Cisco's Flip closure: Is it ethical to destroy hundreds of jobs in a viable business?
Summary: Is it right for Cisco to shutter its Flip camera division without looking for a buyer? Hundreds of jobs will be lost in a market that analysts say is viable.
Cisco's recent sudden closure of its Flip video camera division will put nearly 600 people out of work and kill a $590 million investment.
Cisco could seek a buyer and save those jobs but it chose not to. Why not? Flip is in a market that is growing at 4.4 per cent compound growth a year for the next four years, according to market research firm IHS iSuppli. “The single-task device is becoming an endangered species,” said Jordan Selburn, lead analyst, consumer electronics, at IHS. But that doesn't mean that the value of the Flip division has disappeared overnight. Growth has slowed in the camcorder market from 6.1% in 2010, but it's still growing. And Flip holds the number one market position for its class of device. As Mr Selburn points out: “The market has not gone away...the value of a good product still remains strong.”John Chambers, CEO of Cisco, is clearly dealing with a big problem: how to reposition the company and boost profits.
Selling Flip would do nothing to help Cisco; the money raised would be chump change compared to the billions of dollars in new business that Cisco needs to generate.
However, there is clearly an ethical issue here: 550 jobs have been dumped simply because they didn't fit in with Cisco's core strategy.
The problem wasn't that Flip wasn't making money but that Cisco's networking business is in trouble.

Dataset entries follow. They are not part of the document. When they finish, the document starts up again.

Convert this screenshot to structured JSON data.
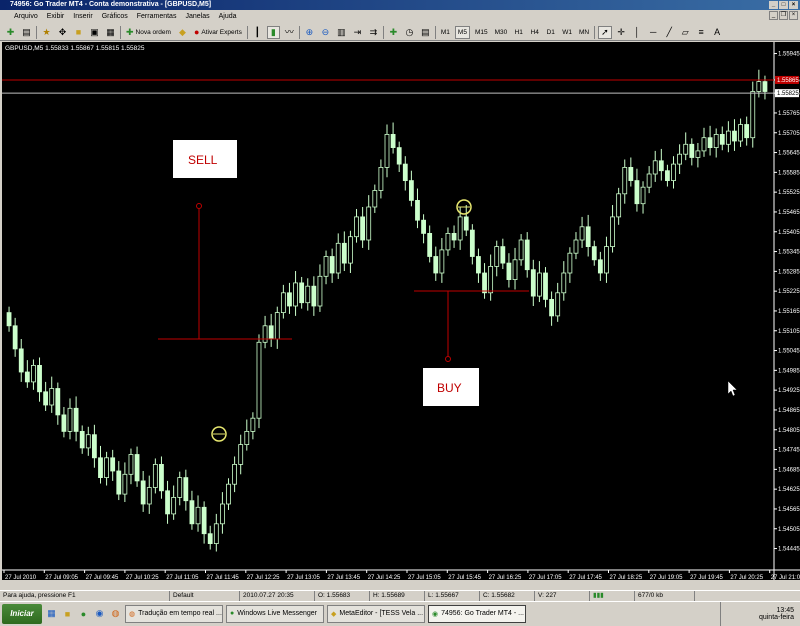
{
  "window": {
    "title": "74956: Go Trader MT4 - Conta demonstrativa - [GBPUSD,M5]"
  },
  "menu": [
    "Arquivo",
    "Exibir",
    "Inserir",
    "Gráficos",
    "Ferramentas",
    "Janelas",
    "Ajuda"
  ],
  "toolbar": {
    "new_order": "Nova ordem",
    "experts": "Ativar Experts",
    "periods": [
      "M1",
      "M5",
      "M15",
      "M30",
      "H1",
      "H4",
      "D1",
      "W1",
      "MN"
    ],
    "active_period": "M5"
  },
  "chart": {
    "header": "GBPUSD,M5  1.55833 1.55867 1.55815 1.55825",
    "price_labels": [
      "1.55945",
      "1.55865",
      "1.55825",
      "1.55765",
      "1.55705",
      "1.55645",
      "1.55585",
      "1.55525",
      "1.55465",
      "1.55405",
      "1.55345",
      "1.55285",
      "1.55225",
      "1.55165",
      "1.55105",
      "1.55045",
      "1.54985",
      "1.54925",
      "1.54865",
      "1.54805",
      "1.54745",
      "1.54685",
      "1.54625",
      "1.54565",
      "1.54505",
      "1.54445",
      "1.54385"
    ],
    "current_price": "1.55825",
    "red_price_label": "1.55865",
    "time_labels": [
      "27 Jul 2010",
      "27 Jul 09:05",
      "27 Jul 09:45",
      "27 Jul 10:25",
      "27 Jul 11:05",
      "27 Jul 11:45",
      "27 Jul 12:25",
      "27 Jul 13:05",
      "27 Jul 13:45",
      "27 Jul 14:25",
      "27 Jul 15:05",
      "27 Jul 15:45",
      "27 Jul 16:25",
      "27 Jul 17:05",
      "27 Jul 17:45",
      "27 Jul 18:25",
      "27 Jul 19:05",
      "27 Jul 19:45",
      "27 Jul 20:25",
      "27 Jul 21:05"
    ],
    "annotations": {
      "sell": "SELL",
      "buy": "BUY"
    },
    "colors": {
      "background": "#000000",
      "candle_up": "#ccffcc",
      "candle_down": "#ccffcc",
      "annotation_line": "#c00000",
      "bid_line": "#c0c0c0",
      "marker": "#e8e870"
    }
  },
  "chart_data": {
    "type": "candlestick",
    "symbol": "GBPUSD",
    "timeframe": "M5",
    "ylim": [
      1.5438,
      1.5598
    ],
    "close_series": [
      1.5512,
      1.5505,
      1.5498,
      1.5495,
      1.55,
      1.5492,
      1.5488,
      1.5493,
      1.5485,
      1.548,
      1.5487,
      1.548,
      1.5475,
      1.5479,
      1.5472,
      1.5466,
      1.5472,
      1.5468,
      1.5461,
      1.5467,
      1.5473,
      1.5465,
      1.5458,
      1.5463,
      1.547,
      1.5462,
      1.5455,
      1.546,
      1.5466,
      1.5459,
      1.5452,
      1.5457,
      1.5449,
      1.5446,
      1.5452,
      1.5458,
      1.5464,
      1.547,
      1.5476,
      1.548,
      1.5484,
      1.5507,
      1.5512,
      1.5508,
      1.5516,
      1.5522,
      1.5518,
      1.5525,
      1.5519,
      1.5524,
      1.5518,
      1.5527,
      1.5533,
      1.5528,
      1.5537,
      1.5531,
      1.5539,
      1.5545,
      1.5538,
      1.5548,
      1.5553,
      1.556,
      1.557,
      1.5566,
      1.5561,
      1.5556,
      1.555,
      1.5544,
      1.554,
      1.5533,
      1.5528,
      1.5535,
      1.554,
      1.5538,
      1.5545,
      1.5541,
      1.5533,
      1.5528,
      1.5522,
      1.553,
      1.5536,
      1.5531,
      1.5526,
      1.5532,
      1.5538,
      1.5529,
      1.5521,
      1.5528,
      1.552,
      1.5515,
      1.5522,
      1.5528,
      1.5534,
      1.5538,
      1.5542,
      1.5536,
      1.5532,
      1.5528,
      1.5536,
      1.5545,
      1.5552,
      1.556,
      1.5556,
      1.5549,
      1.5554,
      1.5558,
      1.5562,
      1.5559,
      1.5556,
      1.5561,
      1.5564,
      1.5567,
      1.5563,
      1.5565,
      1.5569,
      1.5566,
      1.557,
      1.5567,
      1.5571,
      1.5568,
      1.5573,
      1.5569,
      1.5583,
      1.5586,
      1.5583
    ]
  },
  "status": {
    "help": "Para ajuda, pressione F1",
    "profile": "Default",
    "datetime": "2010.07.27 20:35",
    "open": "O: 1.55683",
    "high": "H: 1.55689",
    "low": "L: 1.55667",
    "close": "C: 1.55682",
    "volume": "V: 227",
    "traffic": "677/0 kb"
  },
  "taskbar": {
    "start": "Iniciar",
    "tasks": [
      "Tradução em tempo real ...",
      "Windows Live Messenger",
      "MetaEditor - [TESS Vela ...",
      "74956: Go Trader MT4 - ..."
    ],
    "clock": "13:45",
    "day": "quinta-feira"
  }
}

To flagrantly destroy so many jobs in a viable business is a cynical act of economic sabotage -- especially as the US looks to the tech sector for a much needed economic boost.

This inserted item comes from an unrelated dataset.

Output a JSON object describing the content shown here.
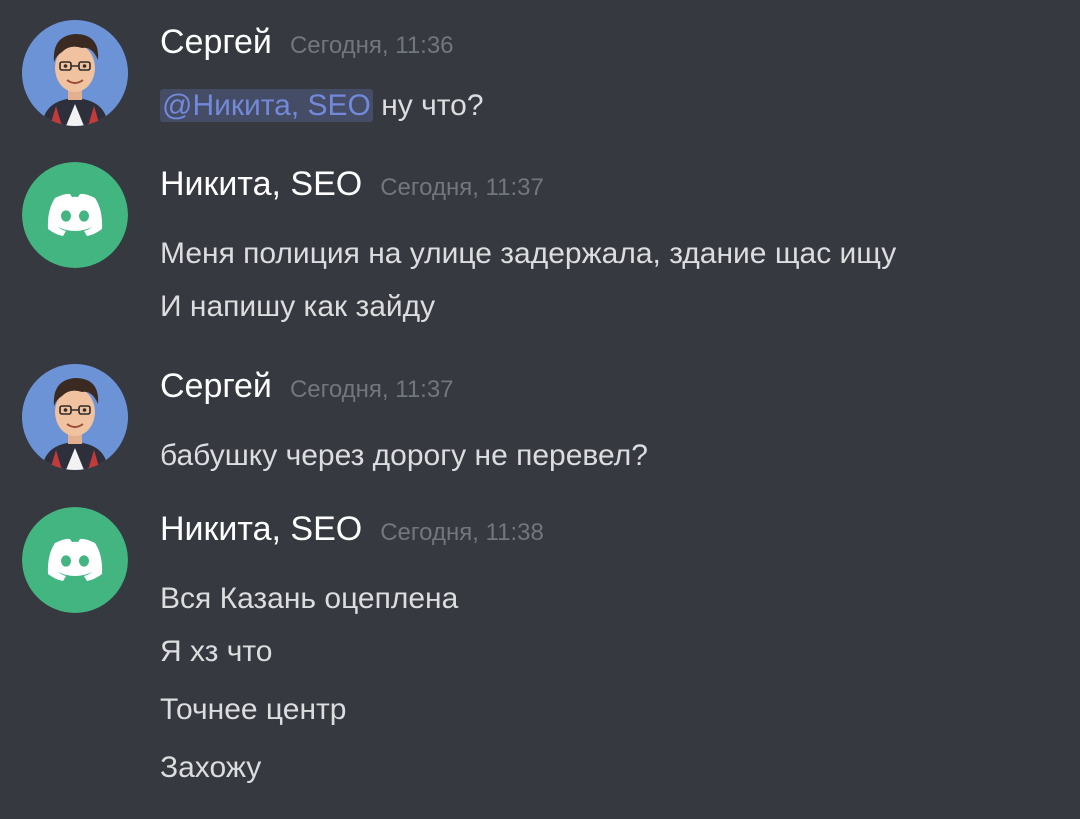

Has no one in the Obama administration contacted Mr Chambers and lodged a complaint?
Yes, selling Flip would do nothing to solve Cisco's long term issues, but it would save hundreds of well paying jobs, and support hundreds of families and their communities.
I would expect a captain of industry, as Mr Chambers clearly is, to show a more compassionate leadership.
And I bet that there are many others, who have followed his remarkable career and achievements, that would expect nothing less.
Take a look:
- CNN's Top 25 Most Powerful People
- Time Magazine's "100 Most Influential People"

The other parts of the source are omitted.